The Greek born physician Aretaeus of Cappadocia (2nd century BC) was the first to recommend trepanation for
the treatment of refractory epilepsy to drugs, pointing out the efficacy of the method (Fig. 1). Trepanation was
practiced throughout the Middle Ages, as it is proved by the book of “Quattuor Magistri” and during Renaissance
as well.

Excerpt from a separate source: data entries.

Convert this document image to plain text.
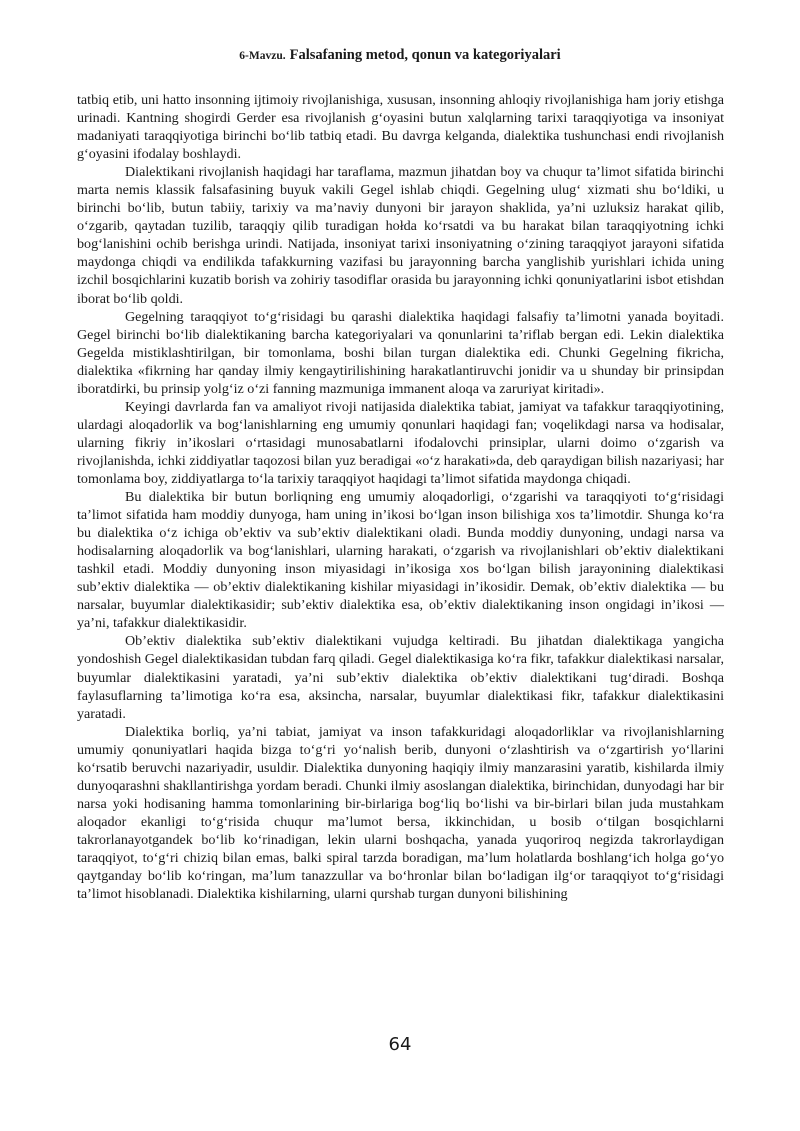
6-Mavzu. Falsafaning metod, qonun va kategoriyalari

tatbiq etib, uni hatto insonning ijtimoiy rivojlanishiga, xususan, insonning ahloqiy rivojlanishiga ham joriy etishga urinadi. Kantning shogirdi Gerder esa rivojlanish g‘oyasini butun xalqlarning tarixi taraqqiyotiga va insoniyat madaniyati taraqqiyotiga birinchi bo‘lib tatbiq etadi. Bu davrga kelganda, dialektika tushunchasi endi rivojlanish g‘oyasini ifodalay boshlaydi.

Dialektikani rivojlanish haqidagi har taraflama, mazmun jihatdan boy va chuqur ta’limot sifatida birinchi marta nemis klassik falsafasining buyuk vakili Gegel ishlab chiqdi. Gegelning ulug‘ xizmati shu bo‘ldiki, u birinchi bo‘lib, butun tabiiy, tarixiy va ma’naviy dunyoni bir jarayon shaklida, ya’ni uzluksiz harakat qilib, o‘zgarib, qaytadan tuzilib, taraqqiy qilib turadigan hołda ko‘rsatdi va bu harakat bilan taraqqiyotning ichki bog‘lanishini ochib berishga urindi. Natijada, insoniyat tarixi insoniyatning o‘zining taraqqiyot jarayoni sifatida maydonga chiqdi va endilikda tafakkurning vazifasi bu jarayonning barcha yanglishib yurishlari ichida uning izchil bosqichlarini kuzatib borish va zohiriy tasodiflar orasida bu jarayonning ichki qonuniyatlarini isbot etishdan iborat bo‘lib qoldi.

Gegelning taraqqiyot to‘g‘risidagi bu qarashi dialektika haqidagi falsafiy ta’limotni yanada boyitadi. Gegel birinchi bo‘lib dialektikaning barcha kategoriyalari va qonunlarini ta’riflab bergan edi. Lekin dialektika Gegelda mistiklashtirilgan, bir tomonlama, boshi bilan turgan dialektika edi. Chunki Gegelning fikricha, dialektika «fikrning har qanday ilmiy kengaytirilishining harakatlantiruvchi jonidir va u shunday bir prinsipdan iboratdirki, bu prinsip yolg‘iz o‘zi fanning mazmuniga immanent aloqa va zaruriyat kiritadi».

Keyingi davrlarda fan va amaliyot rivoji natijasida dialektika tabiat, jamiyat va tafakkur taraqqiyotining, ulardagi aloqadorlik va bog‘lanishlarning eng umumiy qonunlari haqidagi fan; voqelikdagi narsa va hodisalar, ularning fikriy in’ikoslari o‘rtasidagi munosabatlarni ifodalovchi prinsiplar, ularni doimo o‘zgarish va rivojlanishda, ichki ziddiyatlar taqozosi bilan yuz beradigai «o‘z harakati»da, deb qaraydigan bilish nazariyasi; har tomonlama boy, ziddiyatlarga to‘la tarixiy taraqqiyot haqidagi ta’limot sifatida maydonga chiqadi.

Bu dialektika bir butun borliqning eng umumiy aloqadorligi, o‘zgarishi va taraqqiyoti to‘g‘risidagi ta’limot sifatida ham moddiy dunyoga, ham uning in’ikosi bo‘lgan inson bilishiga xos ta’limotdir. Shunga ko‘ra bu dialektika o‘z ichiga ob’ektiv va sub’ektiv dialektikani oladi. Bunda moddiy dunyoning, undagi narsa va hodisalarning aloqadorlik va bog‘lanishlari, ularning harakati, o‘zgarish va rivojlanishlari ob’ektiv dialektikani tashkil etadi. Moddiy dunyoning inson miyasidagi in’ikosiga xos bo‘lgan bilish jarayonining dialektikasi sub’ektiv dialektika — ob’ektiv dialektikaning kishilar miyasidagi in’ikosidir. Demak, ob’ektiv dialektika — bu narsalar, buyumlar dialektikasidir; sub’ektiv dialektika esa, ob’ektiv dialektikaning inson ongidagi in’ikosi — ya’ni, tafakkur dialektikasidir.

Ob’ektiv dialektika sub’ektiv dialektikani vujudga keltiradi. Bu jihatdan dialektikaga yangicha yondoshish Gegel dialektikasidan tubdan farq qiladi. Gegel dialektikasiga ko‘ra fikr, tafakkur dialektikasi narsalar, buyumlar dialektikasini yaratadi, ya’ni sub’ektiv dialektika ob’ektiv dialektikani tug‘diradi. Boshqa faylasuflarning ta’limotiga ko‘ra esa, aksincha, narsalar, buyumlar dialektikasi fikr, tafakkur dialektikasini yaratadi.

Dialektika borliq, ya’ni tabiat, jamiyat va inson tafakkuridagi aloqadorliklar va rivojlanishlarning umumiy qonuniyatlari haqida bizga to‘g‘ri yo‘nalish berib, dunyoni o‘zlashtirish va o‘zgartirish yo‘llarini ko‘rsatib beruvchi nazariyadir, usuldir. Dialektika dunyoning haqiqiy ilmiy manzarasini yaratib, kishilarda ilmiy dunyoqarashni shakllantirishga yordam beradi. Chunki ilmiy asoslangan dialektika, birinchidan, dunyodagi har bir narsa yoki hodisaning hamma tomonlarining bir-birlariga bog‘liq bo‘lishi va bir-birlari bilan juda mustahkam aloqador ekanligi to‘g‘risida chuqur ma’lumot bersa, ikkinchidan, u bosib o‘tilgan bosqichlarni takrorlanayotgandek bo‘lib ko‘rinadigan, lekin ularni boshqacha, yanada yuqoriroq negizda takrorlaydigan taraqqiyot, to‘g‘ri chiziq bilan emas, balki spiral tarzda boradigan, ma’lum holatlarda boshlang‘ich holga go‘yo qaytganday bo‘lib ko‘ringan, ma’lum tanazzullar va bo‘hronlar bilan bo‘ladigan ilg‘or taraqqiyot to‘g‘risidagi ta’limot hisoblanadi. Dialektika kishilarning, ularni qurshab turgan dunyoni bilishining

64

In 19th century, Sir Victor Alexander Horsley (1857-1916), combining analysis of clinical presentation
with cortical stimulation, performed a series of craniotomies for the treatment of epilepsy Fig. 2. In the following
years the advent of electrophysiology and neurosurgery provided a fertile ground for further progress in epilepsy
surgery such as the preoperative use of electroencephalography (EEG) to determine the epileptogenic zone by
Otfrid Foerster (1873–1941); the research of Wilder Graves Penfield (1891-1976) in Montreal Neurological Institute
and the use of stereoelectroencephalography (SEEG) by the neurosurgeon Jean Talairach (1911–2007) and
the neurologist Jean Bancaud (1921-1994)) Fig. 3. Nowadays, epilepsy surgery remains a valuable therapeutic
option in cases of drug resistant epilepsy.
Keywords: History of neurosurgery, trepanation, epilepsy, wilder graves penfield, Renaissance, electroencephalography (EEG).